Car la carrière flamboyante d'O.J. Simpson va s'arrêter net, en ce matin du 17 juin 1994. Quelques jours après la découverte des corps et les accusations, la star décide de prendre la fuite, à bord d'une Ford Bronco. Rapidement pris en chasse par la police, les caméras de télévision filment, depuis des hélicoptères, chaque minute de cette séquence surréaliste. Le fils prodigue apparaît tout à coup comme un meurtrier en cavale. L'image de ce gros 4x4 blanc, s'enfuyant en direct sur l'autoroute 405, en direction du nord, marquera à jamais les Américains (qui se souviennent tous où ils étaient, le jour de la poursuite).

Dans la foulée, au cours de l'année 1995, l'Amérique assiste, ébahie, à 133 jours d'un gigantesque procès spectacle, qui transformera en star les avocats Robert Shapiro (joué par John Travolta dans la série) et Robert Kardashian (le père de Kim, joué par David Schwimmer). Le 3 octobre 1995, ce sont 100 millions de téléspectateurs qui découvrent le verdict du procès du siècle. O.J. Simpson est reconnu non-couple et libéré. Un jugement qui provoquera un énorme débat social dans tout le pays et une fracture manifeste au sein de la population américaine, notamment entre les blancs et les afro-américains.

Malgré ce verdict en sa faveur, le footballeur à la retraite devient un paria dans le showbizz. Son image est fichue. Sa carrière d'acteur est finie  et ses contrats publicitaires ne se sont pas renouvelés. D'autant qu'en 1997, il est reconnu responsable de la mort de Ronald Goldman et de coups et blessures sur Ronald Goldman et Nicole Brown, à la suite du procès au civil. En 2000, Simpson recouvre la garde de ses enfants et se retire à Miami en Floride. Il disparaît alors de toute vie publique.

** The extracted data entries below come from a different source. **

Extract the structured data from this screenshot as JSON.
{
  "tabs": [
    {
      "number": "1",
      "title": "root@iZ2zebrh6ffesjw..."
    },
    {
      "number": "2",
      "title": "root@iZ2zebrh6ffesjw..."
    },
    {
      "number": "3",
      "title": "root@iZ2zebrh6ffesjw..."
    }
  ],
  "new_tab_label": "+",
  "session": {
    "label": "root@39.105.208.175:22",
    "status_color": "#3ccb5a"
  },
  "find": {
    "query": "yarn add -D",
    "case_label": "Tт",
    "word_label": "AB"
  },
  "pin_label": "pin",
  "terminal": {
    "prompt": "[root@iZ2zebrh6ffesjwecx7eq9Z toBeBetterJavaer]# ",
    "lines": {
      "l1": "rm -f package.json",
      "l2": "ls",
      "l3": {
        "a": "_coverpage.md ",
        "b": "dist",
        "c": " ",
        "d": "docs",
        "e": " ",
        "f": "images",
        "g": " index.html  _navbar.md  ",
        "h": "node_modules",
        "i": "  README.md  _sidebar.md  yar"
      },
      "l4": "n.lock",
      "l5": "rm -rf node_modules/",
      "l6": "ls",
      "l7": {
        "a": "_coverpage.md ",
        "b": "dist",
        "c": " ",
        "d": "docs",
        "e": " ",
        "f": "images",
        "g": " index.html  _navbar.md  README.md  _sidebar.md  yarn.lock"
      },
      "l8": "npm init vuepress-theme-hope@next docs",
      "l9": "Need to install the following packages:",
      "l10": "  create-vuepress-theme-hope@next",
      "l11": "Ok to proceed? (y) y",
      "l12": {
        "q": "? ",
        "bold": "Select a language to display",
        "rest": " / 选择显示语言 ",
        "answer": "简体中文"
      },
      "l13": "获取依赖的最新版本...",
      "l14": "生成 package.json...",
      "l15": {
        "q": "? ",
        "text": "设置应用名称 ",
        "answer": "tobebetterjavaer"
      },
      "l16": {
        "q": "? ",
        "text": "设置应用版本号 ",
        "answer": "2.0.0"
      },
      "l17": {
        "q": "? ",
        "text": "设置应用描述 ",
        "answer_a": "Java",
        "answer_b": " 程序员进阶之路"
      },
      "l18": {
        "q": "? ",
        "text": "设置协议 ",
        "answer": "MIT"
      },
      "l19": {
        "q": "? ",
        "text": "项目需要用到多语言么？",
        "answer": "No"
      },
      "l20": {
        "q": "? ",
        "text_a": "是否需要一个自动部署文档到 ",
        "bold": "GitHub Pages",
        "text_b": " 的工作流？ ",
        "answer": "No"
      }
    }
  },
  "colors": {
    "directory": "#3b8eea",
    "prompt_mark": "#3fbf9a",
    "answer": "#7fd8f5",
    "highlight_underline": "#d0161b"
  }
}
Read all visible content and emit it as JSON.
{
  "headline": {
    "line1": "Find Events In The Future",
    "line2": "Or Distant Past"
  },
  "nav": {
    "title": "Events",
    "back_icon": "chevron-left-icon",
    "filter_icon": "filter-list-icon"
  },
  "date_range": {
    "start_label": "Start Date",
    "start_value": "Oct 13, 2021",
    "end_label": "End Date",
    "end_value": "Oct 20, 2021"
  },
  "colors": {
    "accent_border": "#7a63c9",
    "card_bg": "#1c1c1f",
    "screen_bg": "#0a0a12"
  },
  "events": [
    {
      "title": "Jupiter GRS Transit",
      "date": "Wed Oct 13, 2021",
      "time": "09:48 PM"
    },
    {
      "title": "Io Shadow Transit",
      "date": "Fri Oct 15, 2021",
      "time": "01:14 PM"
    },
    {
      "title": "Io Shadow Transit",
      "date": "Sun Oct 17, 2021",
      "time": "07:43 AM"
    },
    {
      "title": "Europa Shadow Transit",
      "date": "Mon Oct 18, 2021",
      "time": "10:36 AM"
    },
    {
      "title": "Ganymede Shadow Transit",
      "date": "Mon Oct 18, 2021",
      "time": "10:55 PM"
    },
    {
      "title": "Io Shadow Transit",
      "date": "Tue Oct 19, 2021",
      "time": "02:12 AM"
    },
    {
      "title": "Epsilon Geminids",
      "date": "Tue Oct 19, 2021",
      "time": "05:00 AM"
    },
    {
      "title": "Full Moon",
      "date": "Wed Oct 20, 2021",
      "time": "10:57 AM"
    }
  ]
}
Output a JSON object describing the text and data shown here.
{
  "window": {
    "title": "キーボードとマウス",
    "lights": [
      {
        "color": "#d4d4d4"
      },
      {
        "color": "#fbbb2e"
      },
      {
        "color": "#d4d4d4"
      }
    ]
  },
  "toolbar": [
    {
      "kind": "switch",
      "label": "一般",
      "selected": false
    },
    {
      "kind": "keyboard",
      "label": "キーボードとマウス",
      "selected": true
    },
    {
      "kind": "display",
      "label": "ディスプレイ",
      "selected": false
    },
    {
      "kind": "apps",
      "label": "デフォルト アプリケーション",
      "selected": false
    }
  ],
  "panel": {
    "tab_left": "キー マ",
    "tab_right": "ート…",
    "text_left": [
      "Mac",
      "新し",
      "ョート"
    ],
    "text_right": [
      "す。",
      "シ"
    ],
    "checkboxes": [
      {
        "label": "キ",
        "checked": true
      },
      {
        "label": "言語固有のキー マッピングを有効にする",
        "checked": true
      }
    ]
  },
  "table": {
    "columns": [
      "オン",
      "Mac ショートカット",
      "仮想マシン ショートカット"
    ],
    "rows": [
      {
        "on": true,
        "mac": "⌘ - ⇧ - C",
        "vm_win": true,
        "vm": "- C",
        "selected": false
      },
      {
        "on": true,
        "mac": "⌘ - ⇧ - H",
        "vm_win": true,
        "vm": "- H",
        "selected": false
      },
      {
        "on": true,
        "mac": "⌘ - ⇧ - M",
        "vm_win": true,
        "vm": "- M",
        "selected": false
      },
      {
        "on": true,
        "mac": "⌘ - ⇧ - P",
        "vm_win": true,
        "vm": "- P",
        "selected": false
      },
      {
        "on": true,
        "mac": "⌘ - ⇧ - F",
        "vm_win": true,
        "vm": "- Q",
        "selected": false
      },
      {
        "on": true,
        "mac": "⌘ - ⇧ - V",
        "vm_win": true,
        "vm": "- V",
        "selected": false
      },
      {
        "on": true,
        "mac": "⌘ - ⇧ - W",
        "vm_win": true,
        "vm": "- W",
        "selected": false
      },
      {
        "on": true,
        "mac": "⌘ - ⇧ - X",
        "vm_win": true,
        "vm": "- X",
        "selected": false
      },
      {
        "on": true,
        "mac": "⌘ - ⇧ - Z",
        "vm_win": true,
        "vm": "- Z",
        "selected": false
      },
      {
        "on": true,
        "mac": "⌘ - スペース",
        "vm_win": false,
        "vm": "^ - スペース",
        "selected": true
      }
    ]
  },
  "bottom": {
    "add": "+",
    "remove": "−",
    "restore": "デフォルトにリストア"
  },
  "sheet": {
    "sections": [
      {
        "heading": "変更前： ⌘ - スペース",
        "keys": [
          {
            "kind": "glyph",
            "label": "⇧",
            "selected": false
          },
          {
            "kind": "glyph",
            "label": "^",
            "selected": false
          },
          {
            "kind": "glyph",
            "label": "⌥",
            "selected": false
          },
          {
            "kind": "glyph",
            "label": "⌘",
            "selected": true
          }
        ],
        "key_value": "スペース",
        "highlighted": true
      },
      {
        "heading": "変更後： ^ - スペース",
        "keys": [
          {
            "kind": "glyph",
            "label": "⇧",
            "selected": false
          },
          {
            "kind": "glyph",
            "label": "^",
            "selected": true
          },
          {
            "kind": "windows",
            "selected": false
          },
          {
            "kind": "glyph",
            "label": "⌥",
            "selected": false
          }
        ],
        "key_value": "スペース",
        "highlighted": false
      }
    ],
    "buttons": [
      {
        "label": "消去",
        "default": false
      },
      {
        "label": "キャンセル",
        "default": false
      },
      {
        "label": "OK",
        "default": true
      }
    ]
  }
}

Mais la justice n'en a pas fini avec lui. Après avoir été arrêté à plusieurs reprises au début des années 2000 pour divers délits, O. J. Simpson est aujourd'hui sous les verrous. Il a été condamné, en 2008, à purger une peine de 33 ans de prison, pour une affaire de vol à main armée et enlèvements. Un an plus tôt, accompagné de cinq hommes de main, il avait braqué et kidnappé des revendeurs d’objets de sportifs célèbres, dans un hôtel casino de Las Vegas. Il pourra faire une demande de libération conditionnelle en 2017.